The St George News reported that the Washington County Commissioners are requesting the Utah Lt Governors office and Utah Legislature begin looking at options for election reform that would include greater transparency. Thank you Commissioner Adam Snow, Commissioner Victor Iverson, and Commissioner Gil Almquist for taking steps to start the conversation to balance county powers and election transparency! Thank you to all the people of St George who have spoken out about your concerns regarding our elections and elections transparency!
Some highlights and key points will be in this post, but I strongly recommend you read it for yourself here.
We believe we have a responsibility to demonstrate the fairness and accuracy of the elections process. Under Utah State Law, we do not have the authority to take this action on our own.
I want local government running our elections!
Elections were designed to be for the people, by the people. Let's make sure that any legislative changes keep this in mind! Utah does not need knee-jerk reaction legislation. I look forward to future discussion about the election audits, independent third-party access, and an election commission. Washington county is not the only county to bring this up for discussion. Utah county Commissioners have as well.
While this letter calls for more local authority, it also asks for more state oversight.
to enlist a reputable third-party auditor to validate the accuracy of the ballot counter machines with a sample hand count as part of the audit process
Is third-party going to be an answer to restore public trust in our elections? Or does adding another contractor completely miss the public outcry for election transparency? For me, I do not have lack of trust in our local election offices to conduct our election audits. In fact the opposite is true. I want local, county election staff/workers conducting a public audit. I have a problem with the procedures and lack of local authority to make decisions in the audit process. I have a problem that the board of canvassers and candidates are not able to receive data and access election materials to verify these results themselves.
The second suggestion by the Washington County Commissioners is to establish an Election Commission. This was proposed in the 2005 legislative session with HB200. Sadly, you can no longer read the proposed bill. It is important to remember that November 2020 was not the first time questions have been raised about the voting machines and accuracy of our elections. It is imperative to look to past legislation to see what was proposed, what worked, what did not and WHY.
Best of intentions does not always equal best results.
Now it is time to listen carefully, ask questions, and critically read any proposed changes to our election laws in 2023. Please do not fall for appeasement! Please look carefully, closely, and thoughtfully at any implementation of third-party auditors.
Just because a conversation is began with legislators, county clerks, and others to support changes does not automatically make it good for election transparency—it could very well add another layer of third-party, private companies or NGOs that the people must trust without verification or accountability. Keep the goal in mind: transparency and accountability to the people. Keep it simple, stupid is a popular saying for a reason.
Be watchful and really look at the details about contracting audits and election processes to a third-party. Isn’t this what all the fuss is about right now? Vendor contracts, proprietary data, etc? Analyze carefully if access to election data, election returns and election materials to the people is restricted further or if the changes increase transparency.

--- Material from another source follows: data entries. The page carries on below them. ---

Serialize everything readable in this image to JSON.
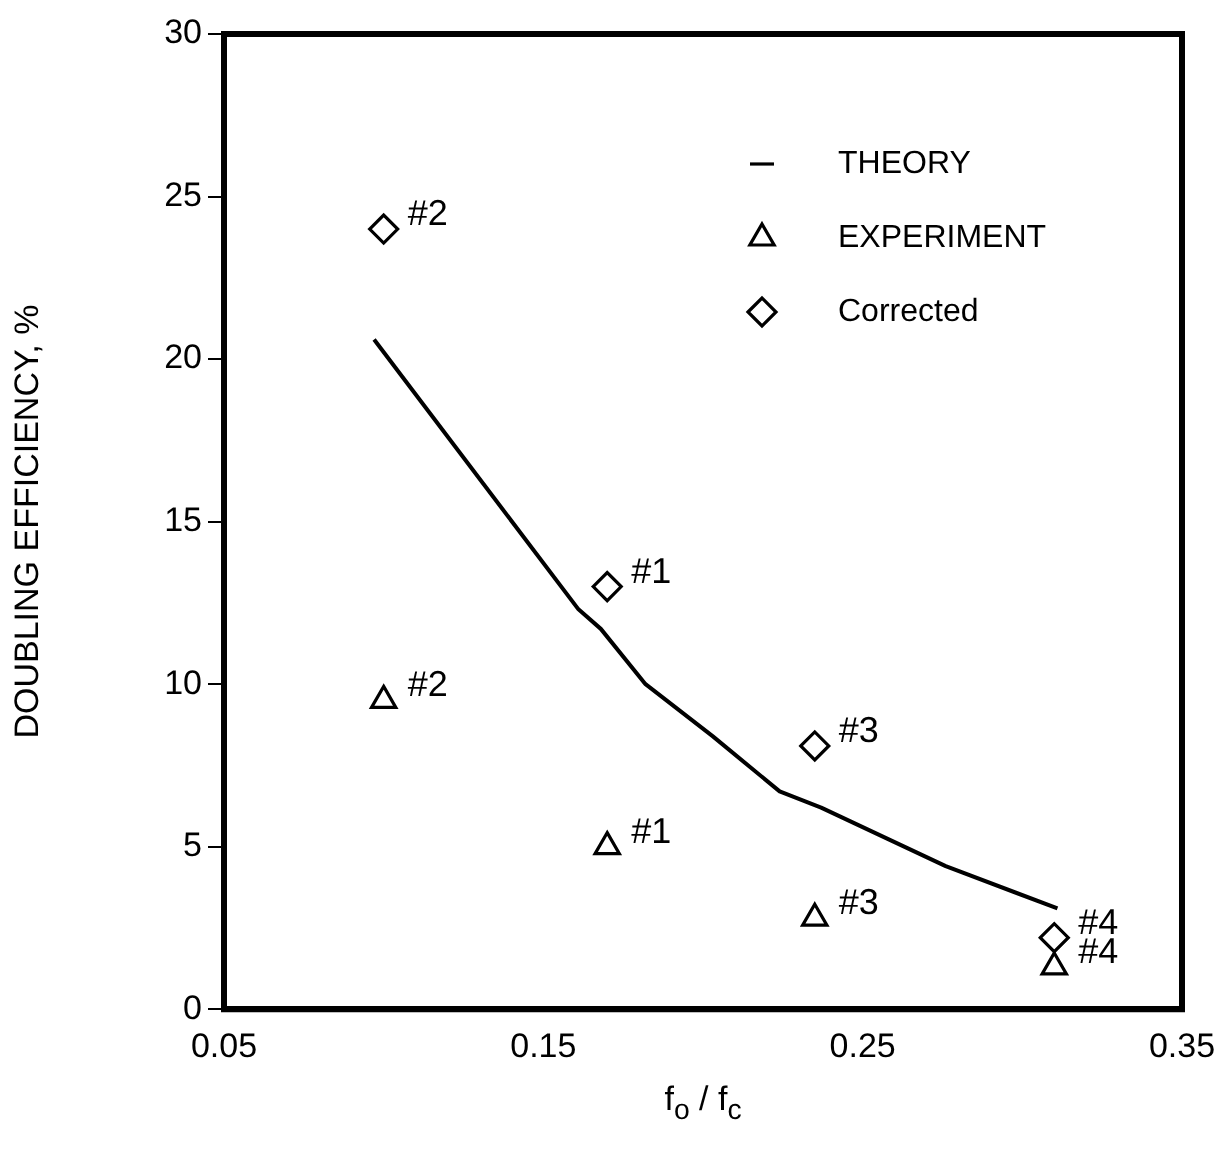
{
  "chart_data": {
    "type": "scatter",
    "xlabel": "f$_{o}$ / f$_{c}$",
    "ylabel": "DOUBLING EFFICIENCY, %",
    "xlim": [
      0.05,
      0.35
    ],
    "xticks": [
      0.05,
      0.15,
      0.25,
      0.35
    ],
    "ylim": [
      0,
      30
    ],
    "yticks": [
      0,
      5,
      10,
      15,
      20,
      25,
      30
    ],
    "grid": false,
    "legend": "top right",
    "series": [
      {
        "name": "THEORY",
        "type": "line",
        "marker": "none",
        "line_style": "solid",
        "color": "#000000",
        "x": [
          0.097,
          0.161,
          0.168,
          0.182,
          0.203,
          0.224,
          0.237,
          0.276,
          0.311
        ],
        "values": [
          20.6,
          12.3,
          11.7,
          10,
          8.4,
          6.7,
          6.2,
          4.4,
          3.1
        ]
      },
      {
        "name": "EXPERIMENT",
        "marker": "triangle",
        "color": "#000000",
        "x": [
          0.1,
          0.17,
          0.235,
          0.31
        ],
        "values": [
          9.5,
          5,
          2.8,
          1.3
        ]
      },
      {
        "name": "Corrected",
        "marker": "diamond",
        "color": "#000000",
        "x": [
          0.1,
          0.17,
          0.235,
          0.31
        ],
        "values": [
          24,
          13,
          8.1,
          2.2
        ]
      }
    ],
    "annotations": [
      {
        "text": "#2",
        "x": 0.1,
        "y": 24
      },
      {
        "text": "#1",
        "x": 0.17,
        "y": 13
      },
      {
        "text": "#3",
        "x": 0.235,
        "y": 8.1
      },
      {
        "text": "#4",
        "x": 0.31,
        "y": 2.2
      },
      {
        "text": "#2",
        "x": 0.1,
        "y": 9.5
      },
      {
        "text": "#1",
        "x": 0.17,
        "y": 5
      },
      {
        "text": "#3",
        "x": 0.235,
        "y": 2.8
      },
      {
        "text": "#4",
        "x": 0.31,
        "y": 1.3
      }
    ]
  }
}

Here are some questions to ask:
Do the proposed changes provide verifiable transparency to the public?
Do the changes allow the public to see and verify the results and information?
Who are the third parties and election commission accountable to?
Who appoints the election commissioners? Who decides on the third-party contractor?
Are there conflict of interests, relationships or connections to election system vendors, VSTLs, NGOs, etc.?
Do the third-parties have to provide public records? If so who holds them accountable for this and what are the consequences of not providing records to the public? Are the records to be available online or by request?
I am sure many more questions will come up as discussion progress. Remember the goal is election verification!
Greatest trust is at the local level!
My concern about elections are not a lack of trust in our local leaders and people in our counties and cities of Utah—it is centralized elections, private companies who do not have transparency and accountability to the people, and NGO influence.
I want local, decentralized elections. I want the people who are elected to conduct elections, people on staff in our election offices, people working elections, people watching elections, and election auditors to be local people who can be “looked in the eye” as the saying goes. Meaning local people who live, work and serve in their communities. Local people that can be contacted directly with questions or for information. Ultimately its is “we the people”—keep elections local!